Primeiro round

Livros são ótimos esconderijos. Às vezes, no ônibus, ela se esconde atrás de livros abertos, evitando encarar possíveis conhecidos.

Ela também gosta do silêncio, gosta de ficar só.

Em si.

Hoje foi um desses dias.

O papel deslizou das suas mãos caindo sobre a mesa, fazendo um barulho estrondoso. Um som de sepultura. Agora ele estava aliviado. Havia se livrado daquilo. Em algum lugar ela notou isso. Talvez na forma como lhe entregara o papel. Rapidamente. Sem encará-la. Ou talvez tenha sido ela. Ela que não foi capaz de olhar em seus olhos. Via apenas o papel em sua frente. O papel e um número riscado em vermelho.

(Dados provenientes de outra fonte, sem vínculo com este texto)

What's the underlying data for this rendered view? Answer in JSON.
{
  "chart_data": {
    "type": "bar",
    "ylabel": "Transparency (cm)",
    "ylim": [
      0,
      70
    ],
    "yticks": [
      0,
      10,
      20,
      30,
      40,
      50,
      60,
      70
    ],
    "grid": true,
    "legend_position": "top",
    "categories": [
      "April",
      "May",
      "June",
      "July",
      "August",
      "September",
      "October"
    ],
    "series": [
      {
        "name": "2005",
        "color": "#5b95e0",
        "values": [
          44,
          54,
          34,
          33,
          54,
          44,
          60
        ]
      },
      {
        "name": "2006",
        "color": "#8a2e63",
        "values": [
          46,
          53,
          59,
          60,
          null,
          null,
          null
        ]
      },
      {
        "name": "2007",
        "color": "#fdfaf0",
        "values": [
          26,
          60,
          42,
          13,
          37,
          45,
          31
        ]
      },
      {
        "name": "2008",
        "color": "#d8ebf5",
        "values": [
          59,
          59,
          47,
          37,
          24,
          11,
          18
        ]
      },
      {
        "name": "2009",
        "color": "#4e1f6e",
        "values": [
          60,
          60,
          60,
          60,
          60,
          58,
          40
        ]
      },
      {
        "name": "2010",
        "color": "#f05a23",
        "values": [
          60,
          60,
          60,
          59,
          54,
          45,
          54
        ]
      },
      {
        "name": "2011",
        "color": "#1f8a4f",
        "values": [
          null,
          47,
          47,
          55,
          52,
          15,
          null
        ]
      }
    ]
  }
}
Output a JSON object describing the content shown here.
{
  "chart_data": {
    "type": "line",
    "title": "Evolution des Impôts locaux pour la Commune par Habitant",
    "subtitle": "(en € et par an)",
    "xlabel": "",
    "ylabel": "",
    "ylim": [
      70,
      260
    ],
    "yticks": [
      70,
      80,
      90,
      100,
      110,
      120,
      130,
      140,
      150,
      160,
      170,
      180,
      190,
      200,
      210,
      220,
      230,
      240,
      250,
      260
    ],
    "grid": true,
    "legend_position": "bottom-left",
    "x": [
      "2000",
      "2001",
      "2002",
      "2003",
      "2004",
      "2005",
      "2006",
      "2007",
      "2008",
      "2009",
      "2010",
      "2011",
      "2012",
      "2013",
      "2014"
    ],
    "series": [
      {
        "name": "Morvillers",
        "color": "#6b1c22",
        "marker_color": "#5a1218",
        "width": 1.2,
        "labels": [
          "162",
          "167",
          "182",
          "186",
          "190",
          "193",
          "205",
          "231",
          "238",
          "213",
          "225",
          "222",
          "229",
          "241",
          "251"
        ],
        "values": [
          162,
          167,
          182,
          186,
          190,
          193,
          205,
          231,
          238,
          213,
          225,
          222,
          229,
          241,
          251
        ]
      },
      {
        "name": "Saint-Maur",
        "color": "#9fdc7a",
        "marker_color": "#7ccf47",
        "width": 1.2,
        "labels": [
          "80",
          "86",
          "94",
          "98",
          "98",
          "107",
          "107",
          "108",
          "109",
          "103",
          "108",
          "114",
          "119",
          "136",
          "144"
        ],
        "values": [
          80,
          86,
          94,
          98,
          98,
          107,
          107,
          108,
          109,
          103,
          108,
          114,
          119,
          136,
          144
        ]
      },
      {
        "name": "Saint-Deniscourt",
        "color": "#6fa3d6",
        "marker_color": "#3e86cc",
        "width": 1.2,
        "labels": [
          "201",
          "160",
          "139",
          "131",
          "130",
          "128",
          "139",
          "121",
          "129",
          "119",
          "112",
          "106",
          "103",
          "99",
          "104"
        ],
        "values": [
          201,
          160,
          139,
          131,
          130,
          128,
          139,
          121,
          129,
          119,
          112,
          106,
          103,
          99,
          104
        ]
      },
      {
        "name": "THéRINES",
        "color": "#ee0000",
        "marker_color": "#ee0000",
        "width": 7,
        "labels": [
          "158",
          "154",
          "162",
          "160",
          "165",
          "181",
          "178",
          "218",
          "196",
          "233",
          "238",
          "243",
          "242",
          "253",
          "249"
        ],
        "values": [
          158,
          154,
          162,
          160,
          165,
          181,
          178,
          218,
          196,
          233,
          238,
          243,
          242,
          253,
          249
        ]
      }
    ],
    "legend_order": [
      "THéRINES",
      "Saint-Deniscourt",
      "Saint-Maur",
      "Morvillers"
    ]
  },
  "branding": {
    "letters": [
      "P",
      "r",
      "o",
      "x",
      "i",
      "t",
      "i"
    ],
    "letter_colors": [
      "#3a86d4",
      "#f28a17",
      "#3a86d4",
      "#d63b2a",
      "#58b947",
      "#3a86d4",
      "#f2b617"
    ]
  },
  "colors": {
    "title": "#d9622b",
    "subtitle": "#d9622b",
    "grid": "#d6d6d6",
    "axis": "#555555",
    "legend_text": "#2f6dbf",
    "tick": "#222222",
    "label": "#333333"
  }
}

Sua garganta estava estéril. Sem nenhuma palavra em quilômetros.

O número.

O número saltou da folha agarrando-se ao seu pescoço. Um soco no estômago. Dezenas de bofetadas na cara. Seus olhos tinham se arroxeado. Cortes se abriram e uma série de ferimentos aflorou à superfície de sua pele. Havia sangue a lhe escorrer do nariz e emplastar-lhe os lábios.

Ela sentiu uma vontade enorme de chorar. Como há muito tempo não sentia. Não chorou. Nesse momento, percebeu o quanto era orgulhosa. Se alguém reparasse, notaria o seu nariz vermelho e as lágrimas aprisionadas em seus olhos, impedidas de rolarem. Ela se lembrou da garota que chorava sempre que queria e sabia que deveria fazer como ela. Mas não conseguiu embora ninguém olhasse.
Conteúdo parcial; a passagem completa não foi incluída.